“你要是再晚到那么一两分钟,我和刘浪估计就得拉响手雷跟他们爆了。”
“但你来了,所以我们没事了。”
他顿了顿,嘴角浮起一丝笑意,那笑意里带着一种劫后余生的释然和对陈震莽的信任:
“你不要自责什么的,反正咱俩总归是没什么大问题啊。”
“你看看我,腿上的伤医生说没伤到骨头,就是伤口深了点,缝了十几针,养一段时间就好了。”

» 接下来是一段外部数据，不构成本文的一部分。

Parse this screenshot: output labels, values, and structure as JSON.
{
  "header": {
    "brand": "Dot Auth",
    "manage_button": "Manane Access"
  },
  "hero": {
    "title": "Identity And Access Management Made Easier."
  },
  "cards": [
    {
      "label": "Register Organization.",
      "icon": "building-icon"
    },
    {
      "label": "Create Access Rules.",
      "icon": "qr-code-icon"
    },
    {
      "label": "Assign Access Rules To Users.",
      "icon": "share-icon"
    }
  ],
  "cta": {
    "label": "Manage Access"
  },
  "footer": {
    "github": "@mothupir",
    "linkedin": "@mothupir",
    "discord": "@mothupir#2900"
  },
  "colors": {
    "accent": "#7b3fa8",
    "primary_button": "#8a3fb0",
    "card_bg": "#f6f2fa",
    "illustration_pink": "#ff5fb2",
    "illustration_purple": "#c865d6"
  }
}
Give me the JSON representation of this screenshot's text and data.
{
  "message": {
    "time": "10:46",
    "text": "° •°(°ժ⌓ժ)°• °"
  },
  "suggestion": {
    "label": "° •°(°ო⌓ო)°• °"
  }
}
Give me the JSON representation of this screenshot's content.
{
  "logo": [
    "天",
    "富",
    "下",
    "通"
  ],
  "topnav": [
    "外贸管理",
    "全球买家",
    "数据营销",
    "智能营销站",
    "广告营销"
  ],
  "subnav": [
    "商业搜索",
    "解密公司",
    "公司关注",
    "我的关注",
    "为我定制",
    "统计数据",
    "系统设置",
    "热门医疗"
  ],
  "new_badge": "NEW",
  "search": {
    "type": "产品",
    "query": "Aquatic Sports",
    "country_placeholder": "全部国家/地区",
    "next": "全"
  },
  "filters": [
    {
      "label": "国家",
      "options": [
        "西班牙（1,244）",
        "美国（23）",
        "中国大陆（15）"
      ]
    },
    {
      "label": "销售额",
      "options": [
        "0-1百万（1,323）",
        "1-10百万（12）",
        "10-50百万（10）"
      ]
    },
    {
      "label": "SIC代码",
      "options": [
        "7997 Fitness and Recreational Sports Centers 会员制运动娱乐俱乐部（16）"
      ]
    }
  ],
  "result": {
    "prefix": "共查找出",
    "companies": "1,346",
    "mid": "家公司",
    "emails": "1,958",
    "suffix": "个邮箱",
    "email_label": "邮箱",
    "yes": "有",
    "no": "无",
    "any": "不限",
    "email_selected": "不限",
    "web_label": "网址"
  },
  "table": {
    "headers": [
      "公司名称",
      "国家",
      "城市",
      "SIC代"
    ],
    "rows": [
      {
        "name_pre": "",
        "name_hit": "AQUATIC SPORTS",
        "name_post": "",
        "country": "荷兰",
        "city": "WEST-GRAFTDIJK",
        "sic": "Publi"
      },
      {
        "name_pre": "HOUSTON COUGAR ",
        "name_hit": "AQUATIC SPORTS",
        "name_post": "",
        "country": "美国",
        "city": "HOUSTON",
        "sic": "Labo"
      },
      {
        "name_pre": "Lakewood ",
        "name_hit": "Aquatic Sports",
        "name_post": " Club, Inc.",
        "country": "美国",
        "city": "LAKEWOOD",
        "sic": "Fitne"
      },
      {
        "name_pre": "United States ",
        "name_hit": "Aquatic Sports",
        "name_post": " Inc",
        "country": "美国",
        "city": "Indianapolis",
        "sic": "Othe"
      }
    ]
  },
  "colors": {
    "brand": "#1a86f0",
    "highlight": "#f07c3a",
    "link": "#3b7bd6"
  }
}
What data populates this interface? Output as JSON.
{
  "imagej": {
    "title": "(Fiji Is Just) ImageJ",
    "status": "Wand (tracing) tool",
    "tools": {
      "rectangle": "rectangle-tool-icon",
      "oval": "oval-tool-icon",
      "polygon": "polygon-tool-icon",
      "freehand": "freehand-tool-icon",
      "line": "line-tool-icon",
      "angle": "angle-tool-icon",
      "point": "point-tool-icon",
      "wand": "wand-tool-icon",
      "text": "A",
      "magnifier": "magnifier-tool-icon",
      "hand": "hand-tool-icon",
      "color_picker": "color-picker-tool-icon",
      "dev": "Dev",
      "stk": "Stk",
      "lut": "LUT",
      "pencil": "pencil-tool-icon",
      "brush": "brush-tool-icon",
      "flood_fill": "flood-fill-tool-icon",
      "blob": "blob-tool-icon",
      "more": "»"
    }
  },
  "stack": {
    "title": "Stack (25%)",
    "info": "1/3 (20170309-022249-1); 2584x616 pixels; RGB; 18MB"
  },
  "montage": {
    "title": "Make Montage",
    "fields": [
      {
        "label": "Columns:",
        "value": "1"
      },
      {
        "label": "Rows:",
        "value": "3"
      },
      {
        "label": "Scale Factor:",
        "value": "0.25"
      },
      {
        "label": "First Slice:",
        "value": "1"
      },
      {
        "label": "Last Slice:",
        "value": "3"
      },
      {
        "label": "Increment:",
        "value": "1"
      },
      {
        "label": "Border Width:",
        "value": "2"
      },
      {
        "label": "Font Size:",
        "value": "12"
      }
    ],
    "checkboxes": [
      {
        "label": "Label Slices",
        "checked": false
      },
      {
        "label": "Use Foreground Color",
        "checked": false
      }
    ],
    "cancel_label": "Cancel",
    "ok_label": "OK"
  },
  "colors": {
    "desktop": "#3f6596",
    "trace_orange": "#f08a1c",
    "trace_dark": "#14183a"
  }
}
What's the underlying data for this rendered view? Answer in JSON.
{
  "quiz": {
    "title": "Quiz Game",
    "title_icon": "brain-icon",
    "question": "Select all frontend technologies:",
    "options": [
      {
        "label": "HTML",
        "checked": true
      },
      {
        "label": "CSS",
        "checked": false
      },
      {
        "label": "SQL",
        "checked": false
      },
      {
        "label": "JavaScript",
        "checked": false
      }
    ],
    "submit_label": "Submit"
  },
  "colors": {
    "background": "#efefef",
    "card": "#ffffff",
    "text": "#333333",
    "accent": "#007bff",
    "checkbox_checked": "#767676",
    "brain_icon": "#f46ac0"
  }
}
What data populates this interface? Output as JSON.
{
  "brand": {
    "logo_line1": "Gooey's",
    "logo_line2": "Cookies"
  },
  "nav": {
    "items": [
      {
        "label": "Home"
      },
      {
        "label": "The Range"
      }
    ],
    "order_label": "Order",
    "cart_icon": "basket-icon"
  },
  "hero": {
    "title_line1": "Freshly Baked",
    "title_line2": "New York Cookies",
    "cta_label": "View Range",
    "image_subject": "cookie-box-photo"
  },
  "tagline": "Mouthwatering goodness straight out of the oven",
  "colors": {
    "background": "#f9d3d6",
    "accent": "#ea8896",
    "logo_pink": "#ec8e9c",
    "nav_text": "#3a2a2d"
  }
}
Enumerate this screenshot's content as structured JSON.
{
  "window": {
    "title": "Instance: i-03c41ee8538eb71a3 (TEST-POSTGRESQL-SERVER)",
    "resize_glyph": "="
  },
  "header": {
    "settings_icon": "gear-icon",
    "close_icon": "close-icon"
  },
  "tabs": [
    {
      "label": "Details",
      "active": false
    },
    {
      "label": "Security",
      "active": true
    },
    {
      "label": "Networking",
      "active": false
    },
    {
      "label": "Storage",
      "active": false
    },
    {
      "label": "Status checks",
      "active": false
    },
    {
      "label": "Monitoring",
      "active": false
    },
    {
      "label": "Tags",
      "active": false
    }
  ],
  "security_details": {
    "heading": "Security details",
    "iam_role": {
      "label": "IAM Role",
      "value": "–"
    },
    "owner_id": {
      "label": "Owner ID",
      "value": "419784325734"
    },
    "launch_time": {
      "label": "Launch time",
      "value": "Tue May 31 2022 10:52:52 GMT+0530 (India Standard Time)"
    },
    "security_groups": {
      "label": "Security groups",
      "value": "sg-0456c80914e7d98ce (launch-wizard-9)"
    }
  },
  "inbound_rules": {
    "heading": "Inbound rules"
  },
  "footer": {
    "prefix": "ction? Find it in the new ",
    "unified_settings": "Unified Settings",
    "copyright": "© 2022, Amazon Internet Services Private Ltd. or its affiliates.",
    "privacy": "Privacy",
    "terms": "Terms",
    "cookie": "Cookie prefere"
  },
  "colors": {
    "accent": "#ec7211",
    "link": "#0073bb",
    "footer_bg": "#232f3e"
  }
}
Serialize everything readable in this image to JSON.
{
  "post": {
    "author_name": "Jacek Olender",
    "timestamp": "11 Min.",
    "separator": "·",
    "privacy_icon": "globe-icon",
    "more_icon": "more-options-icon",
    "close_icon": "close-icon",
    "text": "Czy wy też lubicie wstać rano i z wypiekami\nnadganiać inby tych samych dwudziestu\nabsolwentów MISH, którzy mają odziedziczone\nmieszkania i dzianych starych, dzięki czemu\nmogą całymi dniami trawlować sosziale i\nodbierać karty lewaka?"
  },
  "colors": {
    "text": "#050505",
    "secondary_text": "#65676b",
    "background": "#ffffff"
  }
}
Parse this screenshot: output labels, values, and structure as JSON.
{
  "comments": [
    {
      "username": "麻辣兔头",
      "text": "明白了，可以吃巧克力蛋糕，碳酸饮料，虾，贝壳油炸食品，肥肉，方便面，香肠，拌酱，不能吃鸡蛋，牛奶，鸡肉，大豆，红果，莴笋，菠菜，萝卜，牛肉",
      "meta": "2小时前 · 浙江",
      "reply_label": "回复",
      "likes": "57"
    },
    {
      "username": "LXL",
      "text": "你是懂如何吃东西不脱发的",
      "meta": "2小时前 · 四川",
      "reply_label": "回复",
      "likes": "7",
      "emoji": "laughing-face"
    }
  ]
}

“刘浪虽然骨头有点问题,但也不是什么粉碎性骨折,打上石膏固定好,慢慢恢复就行。”
他学着刘浪刚才的语气,也补了一句,故意让自己的声音听起来更有活力一些:
“这不是还活蹦乱跳的嘛。”
他说着,还真的稍微动了一下自己那条没有受伤的左腿,以示自己“活蹦乱跳”的状态。
陈震莽站在两张病床中间,看着刘浪那副明明疼得要死却还要强撑着安慰自己的模样。
看着白宇飞那条被纱布厚厚包裹的伤腿和他脸上那故作轻松的笑容。
心里那股说不清道不明的滋味,如同潮水般翻涌得更加厉害了。
他不是一个善于表达复杂情感的人。他不知道该用什么词语来描述自己此刻的心情。
但他知道,他看着这两个从新兵连开始就和自己朝夕相处的战友躺在病床上。
一个断了骨头,一个腿上缝了十几针,他心里非常不舒服。
那是一种比愤怒更加深沉、更加压抑的情绪。
如果他再晚到几秒钟呢?
如果他跑得没有那么快,没有在那千钧一发之际赶到那片林间空地呢?
如果他赶到的时候,看到的不是刘浪嘴里咬着拉环、手里攥着手雷的决绝背影,而是……
他不敢再往下想了。
那个画面,哪怕只是在脑海里闪过一瞬。
都让他感觉胸腔里像是被什么东西狠狠地堵住了一样,呼吸都变得沉重起来。
他握着狼牙棒螺纹钢握柄的右手,不自觉地收紧了几分,指节因为发力而微微泛白。